What’s the best year in music? It’s a tricky question with hundreds of different answers, rattling around in our brains as we consider all the mutations that alternative culture has experienced over the past several decades. Naturally, we figured it’d be best to turn to our readers and ask them to weigh in instead. Their responses made us feel time, ranging from the counterculture ’60s up into the ’90s and early 2000s. These are the top picks, ranked accordingly below.
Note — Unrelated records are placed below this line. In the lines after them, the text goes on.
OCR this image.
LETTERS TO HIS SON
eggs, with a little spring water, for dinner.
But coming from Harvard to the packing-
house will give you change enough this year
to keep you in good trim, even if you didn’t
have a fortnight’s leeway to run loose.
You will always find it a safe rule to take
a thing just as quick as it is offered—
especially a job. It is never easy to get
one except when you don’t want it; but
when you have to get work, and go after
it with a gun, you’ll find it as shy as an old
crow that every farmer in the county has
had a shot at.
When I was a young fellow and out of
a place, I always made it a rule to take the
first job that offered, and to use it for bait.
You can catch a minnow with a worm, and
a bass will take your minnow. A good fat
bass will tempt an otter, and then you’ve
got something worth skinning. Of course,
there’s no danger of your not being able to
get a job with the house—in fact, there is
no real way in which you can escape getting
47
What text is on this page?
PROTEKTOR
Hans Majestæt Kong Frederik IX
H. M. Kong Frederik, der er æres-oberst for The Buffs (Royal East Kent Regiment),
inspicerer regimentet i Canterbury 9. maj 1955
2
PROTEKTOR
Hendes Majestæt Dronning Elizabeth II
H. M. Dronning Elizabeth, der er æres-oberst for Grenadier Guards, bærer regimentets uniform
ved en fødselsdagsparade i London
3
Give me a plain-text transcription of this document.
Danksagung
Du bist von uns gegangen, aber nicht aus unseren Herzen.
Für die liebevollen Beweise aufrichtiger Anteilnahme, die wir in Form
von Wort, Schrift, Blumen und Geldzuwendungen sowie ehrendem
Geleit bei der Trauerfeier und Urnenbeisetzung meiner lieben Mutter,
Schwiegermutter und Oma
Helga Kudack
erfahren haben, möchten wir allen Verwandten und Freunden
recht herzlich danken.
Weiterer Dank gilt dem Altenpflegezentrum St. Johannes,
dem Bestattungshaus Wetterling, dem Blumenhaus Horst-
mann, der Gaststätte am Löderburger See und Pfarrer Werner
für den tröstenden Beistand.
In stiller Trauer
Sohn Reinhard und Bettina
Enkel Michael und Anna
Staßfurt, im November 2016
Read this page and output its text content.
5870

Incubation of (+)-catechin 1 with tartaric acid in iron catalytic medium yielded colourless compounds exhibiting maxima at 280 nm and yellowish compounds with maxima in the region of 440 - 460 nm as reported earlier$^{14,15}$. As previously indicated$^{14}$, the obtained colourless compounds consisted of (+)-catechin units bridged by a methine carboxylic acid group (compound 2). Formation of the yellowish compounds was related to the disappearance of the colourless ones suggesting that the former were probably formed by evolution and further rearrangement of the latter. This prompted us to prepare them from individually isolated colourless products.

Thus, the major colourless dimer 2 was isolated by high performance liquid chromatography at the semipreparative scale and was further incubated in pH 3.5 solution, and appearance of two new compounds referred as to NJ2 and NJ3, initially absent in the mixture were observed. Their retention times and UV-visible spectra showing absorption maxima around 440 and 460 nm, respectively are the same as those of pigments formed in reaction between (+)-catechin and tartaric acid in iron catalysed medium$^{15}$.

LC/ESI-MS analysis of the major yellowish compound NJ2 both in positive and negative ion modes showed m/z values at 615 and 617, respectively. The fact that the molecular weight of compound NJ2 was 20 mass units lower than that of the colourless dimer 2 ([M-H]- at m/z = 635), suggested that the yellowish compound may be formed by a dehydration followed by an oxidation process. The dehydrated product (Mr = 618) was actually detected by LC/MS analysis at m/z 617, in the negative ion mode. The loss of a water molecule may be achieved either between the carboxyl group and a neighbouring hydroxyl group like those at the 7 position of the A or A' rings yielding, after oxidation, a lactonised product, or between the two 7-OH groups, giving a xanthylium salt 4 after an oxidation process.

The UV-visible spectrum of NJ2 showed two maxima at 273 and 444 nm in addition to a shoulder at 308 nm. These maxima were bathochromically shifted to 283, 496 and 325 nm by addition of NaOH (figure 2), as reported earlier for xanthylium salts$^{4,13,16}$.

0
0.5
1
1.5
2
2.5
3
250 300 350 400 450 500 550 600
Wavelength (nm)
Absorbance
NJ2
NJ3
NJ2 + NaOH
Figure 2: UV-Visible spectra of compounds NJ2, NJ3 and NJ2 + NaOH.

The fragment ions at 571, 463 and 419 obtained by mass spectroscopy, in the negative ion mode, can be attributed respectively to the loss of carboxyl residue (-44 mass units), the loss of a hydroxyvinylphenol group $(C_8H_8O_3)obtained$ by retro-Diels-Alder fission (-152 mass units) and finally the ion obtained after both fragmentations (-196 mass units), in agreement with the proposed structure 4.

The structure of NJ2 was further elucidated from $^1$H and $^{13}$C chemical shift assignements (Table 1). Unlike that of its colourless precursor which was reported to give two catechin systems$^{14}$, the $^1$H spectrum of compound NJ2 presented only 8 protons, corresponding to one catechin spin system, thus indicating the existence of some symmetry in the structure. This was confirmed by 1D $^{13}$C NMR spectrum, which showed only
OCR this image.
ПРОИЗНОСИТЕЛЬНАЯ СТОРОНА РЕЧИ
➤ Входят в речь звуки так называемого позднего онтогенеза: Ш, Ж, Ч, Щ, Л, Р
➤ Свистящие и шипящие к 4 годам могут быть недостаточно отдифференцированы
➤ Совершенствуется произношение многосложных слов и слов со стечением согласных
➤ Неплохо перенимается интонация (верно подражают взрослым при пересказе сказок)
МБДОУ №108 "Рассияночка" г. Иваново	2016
Read more: 10 most criminally underrated Green Day songs

5. 2003

2003 was a major year for emo, alternative, and pop punk. It was a time of burned CDs and sweaty afternoons at Warped Tour, which mirrored the music. blink-182 made a left turn with Untitled, stepping away from bathroom vulgarity and digging deeper into their emotions, whereas Fall Out Boy made their ferocious debut with Take This To Your Grave. Linkin Park stepped out from the shadow of Hybrid Theory, taking everything that worked and making it more radio-friendly with Meteora. Meanwhile, AFI and Alkaline Trio returned with ghoulishly impressive, career-defining albums.

4. 1991

Back in 1991, grunge was taking over alternative culture, strangling hair metal and making way for a new generational angst. Nirvana’s Nevermind broke big in the latter half of the year, selling a million copies in its first month. Shoegaze was bubbling up as well, yielding the genre’s most essential album in My Bloody Valentine’s Loveless. Meanwhile, the first Lollapalooza — back when it was a traveling festival — was hitting the road, toplined by Jane’s Addiction, Siouxsie and the Banshees, and Living Color. We’d also be remiss not to mention hip-hop essentials like A Tribe Called Quest’s The Low End Theory and De La Soul’s De La Soul Is Dead.

3. 2006

By 2006, alternative music was having a definitive “scene moment” and dominating mainstream consciousness. Thanks to MySpace, which reigned as the primary mode of social media, bands could surge in popularity once they uploaded music and score a record deal. It was a whirlwind year, punctuated by My Chemical Romance’s The Black Parade, the first (and only) album from the blink-182 side project +44, and final records from modern greats (J Dilla and Amy Winehouse).

2. 1994

1994 was a pretty unbeatable year, according to our readers. It began on a high note when Green Day erupted into the mainstream with Dookie — a moment where nothing would ever be the same again for the Bay Area crew. Meanwhile, Beastie Boys, who’d transformed from frat-boy rappers to crate-digging maestros in a matter of years, reached a new level with Ill Communication. Both Biggie and Weezer released perfect debuts. Nine Inch Nails brought industrial rock forward with The Downward Spiral. Over in the U.K., Oasis and Blur made waves, becoming the biggest sensation since the Beatles. Nirvana went unplugged on MTV — the band’s last major performance before Kurt Cobain passed in April. 

1. 2004

In terms of the greatest year, though, our readers landed on 2004. It was, quite simply, stacked. Green Day unleashed their political blockbuster American Idiot, launching the band into the stratosphere and making them into the giants we know today. My Chemical Romance, who amped up their theatrical fury with Three Cheers For Sweet Revenge, and Avril Lavigne proved the sophomore slump was nowhere in sight. Now, all of those indelible albums are celebrating 20-year anniversaries, making us feel a mix of complicated emotions (but mostly old).